Eden entra en trombe dans la chambre et s'assit lourdement sur son lit. Edgar l'observait timidement du coin de l'œil.

        - Dès que je m'absente moins d'une journée, il faut toujours qu'un drame survienne.

          Il soupira. Il venait de passer voir Evelyn à l'infirmerie et avait eu une discussion animée avec le médecin.

         - Amnésie traumatique, rien que ça.

         Edgar restait muet à l'autre bout de la pièce, les bras croisés, le regard sombre.

        - Elle va finir par récupérer la mémoire je suppose ?
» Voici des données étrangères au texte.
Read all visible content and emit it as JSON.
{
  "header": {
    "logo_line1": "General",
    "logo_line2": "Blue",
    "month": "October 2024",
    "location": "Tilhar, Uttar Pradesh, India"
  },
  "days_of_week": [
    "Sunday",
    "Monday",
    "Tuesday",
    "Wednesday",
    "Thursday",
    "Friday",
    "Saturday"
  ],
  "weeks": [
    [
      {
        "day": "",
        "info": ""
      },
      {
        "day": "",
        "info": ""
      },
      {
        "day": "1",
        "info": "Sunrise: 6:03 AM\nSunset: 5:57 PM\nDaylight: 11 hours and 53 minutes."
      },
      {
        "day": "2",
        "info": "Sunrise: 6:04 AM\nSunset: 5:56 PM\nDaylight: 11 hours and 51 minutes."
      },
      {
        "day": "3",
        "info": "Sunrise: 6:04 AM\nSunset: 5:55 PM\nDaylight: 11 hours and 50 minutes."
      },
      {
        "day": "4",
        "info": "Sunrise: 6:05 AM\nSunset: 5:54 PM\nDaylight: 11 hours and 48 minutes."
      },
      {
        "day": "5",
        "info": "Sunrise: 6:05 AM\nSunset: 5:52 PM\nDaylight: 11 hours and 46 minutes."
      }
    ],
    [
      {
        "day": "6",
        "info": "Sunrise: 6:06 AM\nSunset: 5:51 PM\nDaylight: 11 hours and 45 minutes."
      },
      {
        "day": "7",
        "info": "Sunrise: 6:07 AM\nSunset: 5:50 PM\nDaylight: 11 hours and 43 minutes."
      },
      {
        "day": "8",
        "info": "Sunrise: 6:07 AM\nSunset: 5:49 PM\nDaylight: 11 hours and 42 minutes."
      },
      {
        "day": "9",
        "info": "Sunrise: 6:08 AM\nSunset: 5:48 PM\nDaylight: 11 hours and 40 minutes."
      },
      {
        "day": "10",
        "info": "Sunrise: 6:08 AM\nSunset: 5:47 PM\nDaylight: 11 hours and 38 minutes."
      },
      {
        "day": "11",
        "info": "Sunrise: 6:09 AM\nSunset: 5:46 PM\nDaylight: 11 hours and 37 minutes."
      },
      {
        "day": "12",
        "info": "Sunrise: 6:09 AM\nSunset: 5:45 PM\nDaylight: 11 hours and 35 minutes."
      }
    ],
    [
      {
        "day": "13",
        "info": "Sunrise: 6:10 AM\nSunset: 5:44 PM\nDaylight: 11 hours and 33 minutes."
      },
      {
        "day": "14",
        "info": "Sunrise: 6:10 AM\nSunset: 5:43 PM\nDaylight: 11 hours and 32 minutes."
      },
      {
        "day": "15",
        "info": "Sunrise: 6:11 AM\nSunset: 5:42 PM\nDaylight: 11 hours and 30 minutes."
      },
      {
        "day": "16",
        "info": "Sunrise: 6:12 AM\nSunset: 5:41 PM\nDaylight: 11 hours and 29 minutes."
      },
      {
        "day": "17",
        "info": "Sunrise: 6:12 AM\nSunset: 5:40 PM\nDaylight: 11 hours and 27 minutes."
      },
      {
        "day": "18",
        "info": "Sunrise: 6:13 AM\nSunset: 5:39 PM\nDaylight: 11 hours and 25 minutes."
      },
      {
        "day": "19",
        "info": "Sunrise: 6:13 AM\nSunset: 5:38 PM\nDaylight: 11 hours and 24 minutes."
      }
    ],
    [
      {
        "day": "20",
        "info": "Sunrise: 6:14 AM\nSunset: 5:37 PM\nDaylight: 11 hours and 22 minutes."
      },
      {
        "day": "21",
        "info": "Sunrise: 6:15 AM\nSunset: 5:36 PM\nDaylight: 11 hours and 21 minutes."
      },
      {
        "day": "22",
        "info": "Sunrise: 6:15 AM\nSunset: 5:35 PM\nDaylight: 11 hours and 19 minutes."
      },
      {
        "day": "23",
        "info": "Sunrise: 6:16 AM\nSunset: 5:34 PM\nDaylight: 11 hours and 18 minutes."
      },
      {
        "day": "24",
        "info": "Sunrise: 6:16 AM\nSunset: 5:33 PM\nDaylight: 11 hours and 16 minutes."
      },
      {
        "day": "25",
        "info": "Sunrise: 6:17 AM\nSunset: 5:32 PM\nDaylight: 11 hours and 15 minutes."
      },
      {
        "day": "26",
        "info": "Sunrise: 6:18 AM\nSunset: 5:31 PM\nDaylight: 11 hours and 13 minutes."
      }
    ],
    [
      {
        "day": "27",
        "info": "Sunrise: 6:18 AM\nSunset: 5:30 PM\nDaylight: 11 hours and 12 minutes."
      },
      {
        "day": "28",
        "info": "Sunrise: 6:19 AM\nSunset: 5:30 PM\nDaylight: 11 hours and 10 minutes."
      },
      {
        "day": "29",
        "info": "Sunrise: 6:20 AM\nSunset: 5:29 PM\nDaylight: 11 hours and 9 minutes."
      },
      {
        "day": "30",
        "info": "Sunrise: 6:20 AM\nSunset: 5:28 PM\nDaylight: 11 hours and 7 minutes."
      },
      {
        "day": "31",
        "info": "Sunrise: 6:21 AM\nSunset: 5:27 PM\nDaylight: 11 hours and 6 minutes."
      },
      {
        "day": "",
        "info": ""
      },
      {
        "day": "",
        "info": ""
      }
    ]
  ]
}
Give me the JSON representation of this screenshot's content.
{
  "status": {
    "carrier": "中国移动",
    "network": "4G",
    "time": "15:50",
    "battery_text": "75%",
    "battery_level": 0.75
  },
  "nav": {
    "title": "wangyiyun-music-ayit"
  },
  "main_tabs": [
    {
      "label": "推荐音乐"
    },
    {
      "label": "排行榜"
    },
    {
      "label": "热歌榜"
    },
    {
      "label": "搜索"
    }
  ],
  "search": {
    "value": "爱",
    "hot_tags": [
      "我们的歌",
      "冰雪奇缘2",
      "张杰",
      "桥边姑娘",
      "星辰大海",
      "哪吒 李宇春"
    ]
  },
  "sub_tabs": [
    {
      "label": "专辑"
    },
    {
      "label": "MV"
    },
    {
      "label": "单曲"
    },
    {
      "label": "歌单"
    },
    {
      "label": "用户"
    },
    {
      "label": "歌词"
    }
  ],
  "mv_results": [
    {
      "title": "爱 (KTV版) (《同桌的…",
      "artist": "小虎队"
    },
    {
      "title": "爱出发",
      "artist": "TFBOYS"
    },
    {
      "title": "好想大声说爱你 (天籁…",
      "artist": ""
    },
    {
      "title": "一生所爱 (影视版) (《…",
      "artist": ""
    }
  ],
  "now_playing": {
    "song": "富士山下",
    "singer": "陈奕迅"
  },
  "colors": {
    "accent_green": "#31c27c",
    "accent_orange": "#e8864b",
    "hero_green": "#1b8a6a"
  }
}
         - Apparemment oui. Elle a eu un choc et une partie de son cerveau a décidé d'enfouir au plus profond de sa mémoire des souvenirs douloureux qu'elle ne pouvait pas supporter. Mais ils ne sont pas perdus, ils sont juste bien cachés. Le médecin devrait l'aider à les faire ressurgir.

         Edgar se précipita alors vers la porte et Eden de leva pour le retenir par le bras :

        - Où vas tu ?

       - Empêcher le médecin de la faire souffrir.

         Eden fronça les sourcils :

         - Il va l'aider à retrouver la mémoire !

        - Justement, ses souvenirs sont très bien là où ils sont, enfouis dans les ténèbres. J'aurais bien aimé moi, oublier toute la première partie de ma vie, avant de vivre ici avec toi.

         - Ce n'est pas parce que toi tu l'aurais voulu qu'Evelyn le souhaite elle aussi !

         - Tu as la preuve que c'est ce qu'elle a toujours voulu. Son corps les a effacés tout seul.

         - Personne ne mérite de devenir amnésique. Ses souvenirs, c'est tout ce qui lui reste de sa vie d'avant et de sa famille.

         - Sa famille, c'est nous ! Pas cet enfoiré de Marcus.

         - Et Tobias ? C'était la seule personne qui la maintenait debout !

          Edgar se renfrogna et tomba assis sur le lit, dos à Eden. Celui-ci se retourna et pressa amicalement l'épaule du jeune homme avant de murmurer :

          - Viens avec moi à l'infirmerie pour l'instant. Le médecin voudrait te parler.

          Arrivés là-bas, ils y découvrirent Evelyn, le regard toujours plongé dans le vide. Elle était assise sur une chaise en face d'un homme en blouse blanche qui lui posait des questions auxquelles elle arrivait difficilement à répondre.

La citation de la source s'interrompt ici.